Both the Hake and Atkinson decisions addressed in Kane, 960 F.Supp. at 221, are Eighth Circuit decisions involving prisoners and suggest that Section 1915 may apply only to prisoner cases. But neither decision expressly limits dismissal under Section 1915 to prisoner litigation. See Hake, 91 F.3d at 1132 ; Atkinson, 91 F.3d at 1128.
Without any reasoned or precedential authority providing that the dismissal provision of 28 U.S.C. § 1915(e)(2)(B)(ii) applies in nonprisoner cases, this Court lacks a sound legal basis for dismissal on those grounds and declines to adopt such an interpretation of Section 1915(e). A district court cannot sua sponte dismiss a case for failure to state a claim before responsive pleadings have been filed unless permitted under the PLRA, precisely because doing so transforms the district court's role as a neutral decisionmaker into the role of an advocate for the defendant. Porter , 99 F.3d at 274. Here, interpreting Section 1915(e)(2)(B)(ii) to permit the dismissal of Johnson's case for failure to state a claim would place this Court in the role of an advocate for Defendants based solely on Johnson's attempt to proceed in forma pauperis . This Court does not understand the governing legal authority to permit sua sponte dismissal of a plaintiff's case before responsive pleadings have been filed based solely on the plaintiff's indigence. Therefore, the Court declines to do so here.

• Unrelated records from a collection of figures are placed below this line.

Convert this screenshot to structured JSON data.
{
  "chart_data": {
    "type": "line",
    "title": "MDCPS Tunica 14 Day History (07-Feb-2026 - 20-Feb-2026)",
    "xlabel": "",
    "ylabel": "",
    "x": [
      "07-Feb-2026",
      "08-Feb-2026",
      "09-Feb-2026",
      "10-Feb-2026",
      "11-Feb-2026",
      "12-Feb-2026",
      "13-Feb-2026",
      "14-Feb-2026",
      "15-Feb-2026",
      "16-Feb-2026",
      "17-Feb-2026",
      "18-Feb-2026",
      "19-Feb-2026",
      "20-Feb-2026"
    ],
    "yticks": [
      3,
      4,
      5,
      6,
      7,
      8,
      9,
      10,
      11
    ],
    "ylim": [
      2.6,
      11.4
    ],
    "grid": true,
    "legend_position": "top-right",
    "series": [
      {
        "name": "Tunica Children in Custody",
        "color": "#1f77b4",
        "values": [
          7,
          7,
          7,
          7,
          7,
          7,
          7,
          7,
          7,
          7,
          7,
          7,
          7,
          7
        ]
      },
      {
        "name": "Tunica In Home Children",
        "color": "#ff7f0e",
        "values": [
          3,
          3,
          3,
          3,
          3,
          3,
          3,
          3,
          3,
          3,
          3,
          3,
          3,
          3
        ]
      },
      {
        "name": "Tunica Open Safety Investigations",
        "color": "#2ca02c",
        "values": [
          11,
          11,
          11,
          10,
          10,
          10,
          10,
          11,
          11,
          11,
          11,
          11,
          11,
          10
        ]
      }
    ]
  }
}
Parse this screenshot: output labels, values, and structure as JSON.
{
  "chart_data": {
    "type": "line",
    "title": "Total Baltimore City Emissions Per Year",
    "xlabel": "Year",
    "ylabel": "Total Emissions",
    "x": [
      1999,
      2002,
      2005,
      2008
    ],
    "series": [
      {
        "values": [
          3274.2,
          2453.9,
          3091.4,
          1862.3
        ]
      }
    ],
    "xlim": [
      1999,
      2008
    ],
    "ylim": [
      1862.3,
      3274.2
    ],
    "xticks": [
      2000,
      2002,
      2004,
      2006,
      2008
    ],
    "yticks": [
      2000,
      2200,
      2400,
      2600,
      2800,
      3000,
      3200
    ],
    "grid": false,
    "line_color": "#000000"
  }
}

Based on the foregoing analysis and all the files, records and proceedings herein, IT IS HEREBY ORDERED :
1. The magistrate judge's March 18, 2016 Report and Recommendation, (Dkt. 3), is REJECTED .
2. This matter is REMANDED to the magistrate judge for consideration of the merits of Johnson's application to proceed in forma pauperis , (Dkt. 2).